The 3D Additivist Cookbook: On Mediterranean post-natures and the cultural now

The 3D Additivist Cookbook: On Mediterranean post-natures and the cultural now The 3D Additivist Manifesto, Morehshin Allahyari and Daniel Rourke with sound design by Andrea Young, 2015

The era of human scale art and design may be over. Increasingly, we need forms of intervention that take into account the deep, temporal impact of material processes and practices. Whilst developing planetary modes of vision, communication, and control we have altered the very ecosystems we seek to assert mastery over. In rendering the entire Earth an object of scientific study and commercial interest we have become implicated in the deep futures of every organism that grows, crawls, and blooms on its surface. Alongside this our economic and social systems have become so entwined with the natural order we separate ourselves from, that they have begun to evolve like organisms themselves, mutating beyond our capacity to understand them. As Richard Pell and Lauren Allen outline in their definition of post-nature, human beings inhabit a world where organisms, their habitats and evolutionary niches, are no longer determined simply by ecological pressures, but by an ongoing negotiation between commerce, regulation, and genetics 1, a relationship that, we argue, increasingly works both ways.

Beginning from their contributions to The 3D Additivist Cookbook, artists Geraldine Juarez, Antonio Esparza, Darlene Farris-Labar, and the collective ARTKELAB, offer works for this exhibition that probe the concept of the post-natural. The works intervene on synthetic/natural, technological/cultural boundaries using 3D fabrication as a tool for critical, poetic, and playful activism.

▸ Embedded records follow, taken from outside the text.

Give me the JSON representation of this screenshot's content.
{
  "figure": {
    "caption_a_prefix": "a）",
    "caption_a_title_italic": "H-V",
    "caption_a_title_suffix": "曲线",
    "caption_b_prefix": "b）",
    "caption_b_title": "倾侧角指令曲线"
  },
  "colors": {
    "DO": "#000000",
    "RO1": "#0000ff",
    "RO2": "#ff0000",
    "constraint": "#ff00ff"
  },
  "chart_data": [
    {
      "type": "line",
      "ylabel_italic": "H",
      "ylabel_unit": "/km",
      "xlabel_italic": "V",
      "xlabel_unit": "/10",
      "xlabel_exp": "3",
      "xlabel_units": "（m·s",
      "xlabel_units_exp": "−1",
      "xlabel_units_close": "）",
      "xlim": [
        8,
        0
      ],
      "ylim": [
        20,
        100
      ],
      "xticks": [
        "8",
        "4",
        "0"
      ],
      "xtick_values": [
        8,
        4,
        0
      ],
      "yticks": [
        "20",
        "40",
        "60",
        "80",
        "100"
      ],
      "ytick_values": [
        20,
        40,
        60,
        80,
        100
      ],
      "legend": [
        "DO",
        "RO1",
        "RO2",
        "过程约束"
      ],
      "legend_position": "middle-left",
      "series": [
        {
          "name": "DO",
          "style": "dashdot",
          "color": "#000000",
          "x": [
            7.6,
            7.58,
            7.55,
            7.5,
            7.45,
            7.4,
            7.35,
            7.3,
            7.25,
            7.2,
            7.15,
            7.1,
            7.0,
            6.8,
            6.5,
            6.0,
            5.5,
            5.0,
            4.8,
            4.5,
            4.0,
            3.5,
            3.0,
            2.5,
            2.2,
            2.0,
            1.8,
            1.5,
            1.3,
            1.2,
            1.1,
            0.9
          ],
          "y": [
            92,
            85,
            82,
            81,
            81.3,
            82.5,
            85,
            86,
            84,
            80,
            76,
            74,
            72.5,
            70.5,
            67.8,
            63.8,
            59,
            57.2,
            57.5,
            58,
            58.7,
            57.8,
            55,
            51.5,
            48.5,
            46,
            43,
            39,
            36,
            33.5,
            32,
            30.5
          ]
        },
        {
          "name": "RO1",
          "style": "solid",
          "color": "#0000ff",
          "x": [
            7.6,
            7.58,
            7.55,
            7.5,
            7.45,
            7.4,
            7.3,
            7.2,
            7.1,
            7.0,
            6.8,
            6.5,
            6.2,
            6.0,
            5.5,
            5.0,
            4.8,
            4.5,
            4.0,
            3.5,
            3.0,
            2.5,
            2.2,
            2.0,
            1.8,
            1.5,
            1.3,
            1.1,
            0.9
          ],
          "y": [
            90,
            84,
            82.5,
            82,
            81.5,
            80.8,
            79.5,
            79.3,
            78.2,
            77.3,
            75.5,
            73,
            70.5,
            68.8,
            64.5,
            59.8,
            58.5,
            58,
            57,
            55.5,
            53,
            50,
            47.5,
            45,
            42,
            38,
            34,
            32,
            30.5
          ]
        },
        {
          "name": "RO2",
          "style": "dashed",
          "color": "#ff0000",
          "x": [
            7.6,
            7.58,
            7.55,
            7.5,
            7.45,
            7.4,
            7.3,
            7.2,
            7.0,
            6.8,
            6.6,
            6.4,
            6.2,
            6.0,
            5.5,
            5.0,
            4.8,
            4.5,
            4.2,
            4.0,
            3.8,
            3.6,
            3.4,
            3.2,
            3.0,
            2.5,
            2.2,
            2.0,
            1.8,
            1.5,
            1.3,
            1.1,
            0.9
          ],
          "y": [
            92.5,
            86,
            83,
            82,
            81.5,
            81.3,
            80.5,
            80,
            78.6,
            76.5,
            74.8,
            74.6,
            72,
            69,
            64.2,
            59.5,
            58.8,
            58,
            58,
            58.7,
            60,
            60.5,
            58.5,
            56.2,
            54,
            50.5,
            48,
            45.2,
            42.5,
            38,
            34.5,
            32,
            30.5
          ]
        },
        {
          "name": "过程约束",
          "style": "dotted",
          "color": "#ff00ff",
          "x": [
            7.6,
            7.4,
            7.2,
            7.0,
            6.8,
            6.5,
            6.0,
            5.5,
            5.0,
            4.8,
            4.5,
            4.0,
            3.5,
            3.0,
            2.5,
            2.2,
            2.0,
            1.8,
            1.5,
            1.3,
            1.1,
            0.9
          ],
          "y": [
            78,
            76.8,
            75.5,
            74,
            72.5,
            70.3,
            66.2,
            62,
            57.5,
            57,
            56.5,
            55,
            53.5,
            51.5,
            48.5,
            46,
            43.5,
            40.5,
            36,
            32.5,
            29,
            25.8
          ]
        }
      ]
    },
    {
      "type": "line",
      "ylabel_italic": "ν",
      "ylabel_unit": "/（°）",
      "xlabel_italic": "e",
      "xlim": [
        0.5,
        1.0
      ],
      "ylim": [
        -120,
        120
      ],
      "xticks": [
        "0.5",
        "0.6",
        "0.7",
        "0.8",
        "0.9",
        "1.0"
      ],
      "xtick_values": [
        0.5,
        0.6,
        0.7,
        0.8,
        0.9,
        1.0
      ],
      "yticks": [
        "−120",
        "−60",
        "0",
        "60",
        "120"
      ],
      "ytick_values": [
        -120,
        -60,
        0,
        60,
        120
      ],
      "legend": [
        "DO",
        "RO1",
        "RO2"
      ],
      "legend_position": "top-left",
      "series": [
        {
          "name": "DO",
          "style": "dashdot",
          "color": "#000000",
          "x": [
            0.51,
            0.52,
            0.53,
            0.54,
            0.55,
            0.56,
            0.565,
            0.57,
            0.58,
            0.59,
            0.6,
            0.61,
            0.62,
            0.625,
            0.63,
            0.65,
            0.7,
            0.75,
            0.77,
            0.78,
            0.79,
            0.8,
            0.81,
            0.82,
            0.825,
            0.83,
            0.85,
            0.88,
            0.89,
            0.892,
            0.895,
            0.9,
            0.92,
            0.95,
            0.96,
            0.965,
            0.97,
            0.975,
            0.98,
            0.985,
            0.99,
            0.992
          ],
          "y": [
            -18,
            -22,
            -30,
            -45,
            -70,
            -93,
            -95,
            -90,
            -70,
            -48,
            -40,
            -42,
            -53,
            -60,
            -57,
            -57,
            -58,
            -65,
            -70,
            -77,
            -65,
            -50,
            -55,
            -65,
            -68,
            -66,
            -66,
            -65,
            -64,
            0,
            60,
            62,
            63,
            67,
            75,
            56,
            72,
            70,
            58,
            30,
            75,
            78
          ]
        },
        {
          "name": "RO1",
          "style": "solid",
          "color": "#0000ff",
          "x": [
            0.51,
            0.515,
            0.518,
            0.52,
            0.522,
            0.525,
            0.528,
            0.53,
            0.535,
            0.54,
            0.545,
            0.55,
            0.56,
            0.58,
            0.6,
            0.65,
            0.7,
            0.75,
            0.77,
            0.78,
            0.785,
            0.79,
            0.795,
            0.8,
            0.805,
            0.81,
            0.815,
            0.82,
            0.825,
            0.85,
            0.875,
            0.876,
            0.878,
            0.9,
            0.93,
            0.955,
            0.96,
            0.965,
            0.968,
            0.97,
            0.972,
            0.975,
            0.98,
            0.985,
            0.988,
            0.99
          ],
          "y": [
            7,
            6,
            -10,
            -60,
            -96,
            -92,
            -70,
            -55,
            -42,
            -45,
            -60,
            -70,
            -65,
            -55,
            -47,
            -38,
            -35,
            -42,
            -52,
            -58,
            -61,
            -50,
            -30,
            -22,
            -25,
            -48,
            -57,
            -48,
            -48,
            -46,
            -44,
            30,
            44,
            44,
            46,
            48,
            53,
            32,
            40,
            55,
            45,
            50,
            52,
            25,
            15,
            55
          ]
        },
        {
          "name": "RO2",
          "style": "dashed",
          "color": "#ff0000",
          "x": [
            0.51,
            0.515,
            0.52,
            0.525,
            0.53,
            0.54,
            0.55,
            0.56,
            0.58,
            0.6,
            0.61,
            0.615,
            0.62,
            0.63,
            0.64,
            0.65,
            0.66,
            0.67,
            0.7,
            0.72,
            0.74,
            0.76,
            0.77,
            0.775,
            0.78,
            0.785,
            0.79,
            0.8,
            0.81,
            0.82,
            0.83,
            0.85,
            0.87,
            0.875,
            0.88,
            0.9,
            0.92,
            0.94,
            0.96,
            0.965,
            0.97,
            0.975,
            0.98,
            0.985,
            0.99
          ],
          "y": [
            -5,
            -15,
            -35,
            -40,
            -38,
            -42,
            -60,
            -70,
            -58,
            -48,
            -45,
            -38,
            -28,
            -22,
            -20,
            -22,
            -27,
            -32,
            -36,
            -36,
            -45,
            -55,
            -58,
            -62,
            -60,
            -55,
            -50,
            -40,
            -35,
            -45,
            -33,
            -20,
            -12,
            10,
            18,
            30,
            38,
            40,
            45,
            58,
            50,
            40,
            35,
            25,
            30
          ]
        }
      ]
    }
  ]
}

Each work tackles questions of significant contemporary relevance to the Mediterranean region from ludicrous dystopian futures, offering post-natural hybrids as conduits for weird forms of political engagement that might have a chance of altering our understanding of the cultural now.

1 "Out of the Lab, Into the Wild - Center for PostNatural History."  Accessed January 11, 2016.
http://postnatural.org/Out-of-the-Lab-Into-the-Wild

The installation features:

The 3D Additivist Manifesto by Morehshin Allahyari and Daniel Rourke, with sound design by Andrea Young, 2015

The 3D Additivist Cookbook by Morehshin Allahyari and Daniel Rourke, 2016-17

USOA 1.0 (Ultimate Software Open Animal) by ARTKELAB, 2015-17
Kauri by Geraldine Juárez, 2015-17
Ancient Mediterranean Flowers from the Soil's Edge by Darlene Farris-LaBar, 2017
The TurtleBag by Antonio Esparza, 2016-17

The 3D printed objects were produced especially for this exhibition.

Additional Info

  • Author(s): Morehshin Allahyari & Daniel Rourke with ARTEKLAB, Geraldine Juárez, Darlene Farris-LaBar and Antonio Esparza
  • Year(s): 2017
  • Bio:

    Morehshin Allahyari (IR/US) is a new media artist, activist, educator, and occasional curator. She was born and raised in Iran and moved to the United States in 2007. She thinks about technology as a philosophical toolset to reflect on objects; a poetic mean to document the personal and collective lives we live and our struggles as humans in the 21st century. Morehshin has been part of numerous exhibitions around the world including Venice Biennale, Museum of Contemporary Art in Montreal, Queens Museum, Pori Museum, and Museum für Angewandte Kunst. She was an artist in residence at Vilém Flusser Residency Program for Artistic Research (2016) in association with transmediale, Berlin—in collaboration with writer/artist Daniel Rourke. Morehshin is currently an artist in residence at Eyebeam’s one year Research Residency (2016-17).
    www.morehshin.com

    Daniel Rourke (UK) is a writer and artist. In his work, he deals with speculative and science fiction in search of a radical ‘outside’ to the human(ities), including extensive research on the intersection between digital materiality, the arts, and post-humanism. In his artistic practice, Daniel devises and creates collaborative platforms that promote open and critical discourse on the topics of media theory and post-humanism. In 2015 he released the 3D Additivist Manifesto together with artist and activist Morehshin Allahyari. He recently completed his PhD in Art at Goldsmiths, University of London.